A bot itself is also not a bad thing. Numerous customer support bots let you speak with a robot before an actual human employee. Google search engine crawlers are also bots. However, in the cybersecurity world, there are different kinds of malware called bots. They secretly hijack the victim’s computer controls to execute malicious tasks. 

A botnet is an interconnected network of bots that work together to reach a common goal. They are often orchestrated by a malicious C&C server or a network of such servers. Bots have the ability to self-replicate just like viruses and worms. A victim might be unaware of the fact that their machine is part of a botnet. Some signs like sudden crashes, slow shutdown process, slow software execution, or slow Internet traffic for no apparent reason might indicate a connection to a botnet. 

It’s getting worse when bots become part of a P2P infrastructure instead of simply being connected to one malicious server. In this case, it’s more difficult to detect the source of a cyber-attack. Also, a victim might perform an attacker’s job without even knowing it. For example, GameOver Zeus used an especially predatory move by utilizing a domain generation algorithm (DGA) for botnet communication.

Rootkits

Rootkit is a type of malware that gains unauthorized access to a computer’s root directory, a.k.a. kernel. This is the heart of any operating system, so as you already guessed, it’s possible to make a lot of mess once the adversary gains root access.

First of all, a rootkit can block antivirus calls to the system. As a result, the antivirus scan report says that everything is fine, while the malware has gained complete control over the victim’s device. A typical rootkit is a collection of malware containing keyloggers, botnets, backdoors, data harvesting and exfiltration tools, bootloader replacements, RAM eaters, and more. In kernel mode, the rootkit might change system settings and be impossible to remove. One of the widely discussed rootkits is Stuxnet which led to serious problems in Iran’s nuclear plant and other industrial facilities.

Cryptojacking & Co

All-time-high is a word that’s commonly used in the crypto industry. However, lately, it’s been not only about crypto prices but also about crypto crime, with illicit addresses receiving $14 billion in 2021. 

crypto malware stats bar chart

As you can see, scams, stolen funds, and darknet markets were dominant in 2021. Crypto-oriented types of malware attacks apply in all those cases. So, what are those types?

  • Scams – might be part of social engineering attacks
  • Stolen funds – might refer to many types of malware. They mostly try to infiltrate a device with hot wallet access
  • Ransomware – operators receive ransoms in digital currencies.

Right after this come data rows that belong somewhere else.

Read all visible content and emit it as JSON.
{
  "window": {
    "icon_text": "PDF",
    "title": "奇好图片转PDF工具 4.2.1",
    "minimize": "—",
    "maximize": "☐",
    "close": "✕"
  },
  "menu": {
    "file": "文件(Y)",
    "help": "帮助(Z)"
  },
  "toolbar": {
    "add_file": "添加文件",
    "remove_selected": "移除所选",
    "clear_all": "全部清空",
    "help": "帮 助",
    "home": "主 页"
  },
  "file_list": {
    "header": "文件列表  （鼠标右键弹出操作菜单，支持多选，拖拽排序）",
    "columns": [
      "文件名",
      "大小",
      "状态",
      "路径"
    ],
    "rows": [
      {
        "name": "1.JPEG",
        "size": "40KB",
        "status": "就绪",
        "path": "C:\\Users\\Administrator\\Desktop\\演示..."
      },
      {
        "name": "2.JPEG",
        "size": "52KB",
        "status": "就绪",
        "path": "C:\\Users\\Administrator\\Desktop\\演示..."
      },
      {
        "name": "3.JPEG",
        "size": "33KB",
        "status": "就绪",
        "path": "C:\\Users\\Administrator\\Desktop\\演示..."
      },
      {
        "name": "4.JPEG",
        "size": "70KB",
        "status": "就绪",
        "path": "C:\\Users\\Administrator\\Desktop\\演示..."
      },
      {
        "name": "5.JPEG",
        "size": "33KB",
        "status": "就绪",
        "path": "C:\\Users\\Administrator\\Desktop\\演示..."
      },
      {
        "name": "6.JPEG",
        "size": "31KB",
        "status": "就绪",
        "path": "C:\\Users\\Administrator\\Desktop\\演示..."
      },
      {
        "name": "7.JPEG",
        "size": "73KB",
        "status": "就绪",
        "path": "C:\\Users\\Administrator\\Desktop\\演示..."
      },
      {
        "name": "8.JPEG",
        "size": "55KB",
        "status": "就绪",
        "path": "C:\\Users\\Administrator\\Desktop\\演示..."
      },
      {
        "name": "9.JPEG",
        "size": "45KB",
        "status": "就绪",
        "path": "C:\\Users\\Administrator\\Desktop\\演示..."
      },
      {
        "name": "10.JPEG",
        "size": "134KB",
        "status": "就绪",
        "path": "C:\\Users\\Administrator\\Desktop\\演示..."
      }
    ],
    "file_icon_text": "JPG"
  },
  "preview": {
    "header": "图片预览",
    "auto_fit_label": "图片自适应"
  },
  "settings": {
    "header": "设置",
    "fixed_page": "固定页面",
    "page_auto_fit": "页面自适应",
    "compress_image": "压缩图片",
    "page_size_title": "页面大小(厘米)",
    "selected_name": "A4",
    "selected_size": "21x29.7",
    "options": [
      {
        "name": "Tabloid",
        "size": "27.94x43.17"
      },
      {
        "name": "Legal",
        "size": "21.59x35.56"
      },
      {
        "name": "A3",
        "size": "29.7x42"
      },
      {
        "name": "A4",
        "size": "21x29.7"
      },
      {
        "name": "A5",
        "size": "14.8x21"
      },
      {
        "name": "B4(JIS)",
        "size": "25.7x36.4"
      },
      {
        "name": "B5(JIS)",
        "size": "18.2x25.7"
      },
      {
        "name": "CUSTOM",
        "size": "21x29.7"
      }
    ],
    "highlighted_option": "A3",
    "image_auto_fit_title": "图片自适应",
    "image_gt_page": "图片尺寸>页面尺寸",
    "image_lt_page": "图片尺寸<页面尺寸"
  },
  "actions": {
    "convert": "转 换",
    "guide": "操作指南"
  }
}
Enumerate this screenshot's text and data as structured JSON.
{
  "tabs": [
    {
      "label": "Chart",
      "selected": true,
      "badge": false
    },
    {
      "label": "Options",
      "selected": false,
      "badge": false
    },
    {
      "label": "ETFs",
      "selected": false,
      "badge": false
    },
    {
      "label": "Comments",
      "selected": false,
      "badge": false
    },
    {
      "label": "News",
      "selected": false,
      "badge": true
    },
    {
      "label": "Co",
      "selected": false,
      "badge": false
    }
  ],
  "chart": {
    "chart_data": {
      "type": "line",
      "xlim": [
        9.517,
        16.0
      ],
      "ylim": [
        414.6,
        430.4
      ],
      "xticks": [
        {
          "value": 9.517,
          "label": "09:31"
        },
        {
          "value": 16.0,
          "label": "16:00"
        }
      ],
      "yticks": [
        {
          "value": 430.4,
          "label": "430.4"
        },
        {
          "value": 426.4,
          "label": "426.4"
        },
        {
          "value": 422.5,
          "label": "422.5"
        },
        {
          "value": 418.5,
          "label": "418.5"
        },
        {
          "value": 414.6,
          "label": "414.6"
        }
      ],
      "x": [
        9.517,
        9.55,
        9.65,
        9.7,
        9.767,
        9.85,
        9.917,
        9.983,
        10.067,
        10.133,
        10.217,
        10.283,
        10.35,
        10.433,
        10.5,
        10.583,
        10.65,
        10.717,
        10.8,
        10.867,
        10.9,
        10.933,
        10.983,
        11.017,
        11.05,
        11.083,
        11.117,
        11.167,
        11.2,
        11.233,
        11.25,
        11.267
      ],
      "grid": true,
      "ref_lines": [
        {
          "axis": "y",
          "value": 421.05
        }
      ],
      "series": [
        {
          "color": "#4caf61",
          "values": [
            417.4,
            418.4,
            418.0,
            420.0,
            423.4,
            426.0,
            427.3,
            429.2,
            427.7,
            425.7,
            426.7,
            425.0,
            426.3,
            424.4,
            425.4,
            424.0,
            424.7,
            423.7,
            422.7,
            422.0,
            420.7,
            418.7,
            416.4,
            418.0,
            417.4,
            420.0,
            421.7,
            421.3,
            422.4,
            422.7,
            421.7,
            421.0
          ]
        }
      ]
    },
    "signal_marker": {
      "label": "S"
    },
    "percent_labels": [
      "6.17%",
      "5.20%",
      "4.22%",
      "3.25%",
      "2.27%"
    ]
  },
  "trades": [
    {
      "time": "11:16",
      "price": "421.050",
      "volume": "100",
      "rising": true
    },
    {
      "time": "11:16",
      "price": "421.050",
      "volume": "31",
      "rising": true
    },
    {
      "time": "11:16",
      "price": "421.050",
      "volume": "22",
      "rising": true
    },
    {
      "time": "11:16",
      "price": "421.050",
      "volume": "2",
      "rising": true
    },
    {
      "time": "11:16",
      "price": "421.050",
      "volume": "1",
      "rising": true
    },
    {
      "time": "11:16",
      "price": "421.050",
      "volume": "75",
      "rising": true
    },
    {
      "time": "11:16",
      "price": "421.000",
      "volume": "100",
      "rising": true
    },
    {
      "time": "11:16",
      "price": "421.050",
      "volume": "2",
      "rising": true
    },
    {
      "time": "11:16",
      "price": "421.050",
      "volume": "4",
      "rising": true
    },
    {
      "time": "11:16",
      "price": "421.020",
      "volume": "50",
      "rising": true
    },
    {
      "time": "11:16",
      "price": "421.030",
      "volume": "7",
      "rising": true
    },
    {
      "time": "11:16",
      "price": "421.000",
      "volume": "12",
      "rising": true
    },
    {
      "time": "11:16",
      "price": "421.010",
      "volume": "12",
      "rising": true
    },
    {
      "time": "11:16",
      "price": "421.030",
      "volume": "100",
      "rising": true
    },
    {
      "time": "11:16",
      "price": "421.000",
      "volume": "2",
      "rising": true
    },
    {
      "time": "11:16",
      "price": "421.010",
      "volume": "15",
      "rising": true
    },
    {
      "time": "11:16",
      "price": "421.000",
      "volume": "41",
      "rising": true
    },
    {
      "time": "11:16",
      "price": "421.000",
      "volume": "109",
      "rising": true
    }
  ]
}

Cryptojacking refers to a type of malware designed to quietly mine cryptocurrencies on a victim’s device. It consumes system resources and tries to stay disguised for as long as possible.

As for stealing funds, common forms of malware include keyloggers that want to find a combination of a public and private key (sometimes a seed phrase) and get access to a crypto wallet. Info-stealers can also scan system memory, text documents, browser sessions, regular expressions – anything that gives them some credential clue. Non-custodial wallets are generally more susceptible to theft than custodial ones. And if an attacker performs a blockchain transaction – it’s irreversible. If you’re interested in crypto attacks, check out Microsoft’s report with attack surface details and common kill chain examples.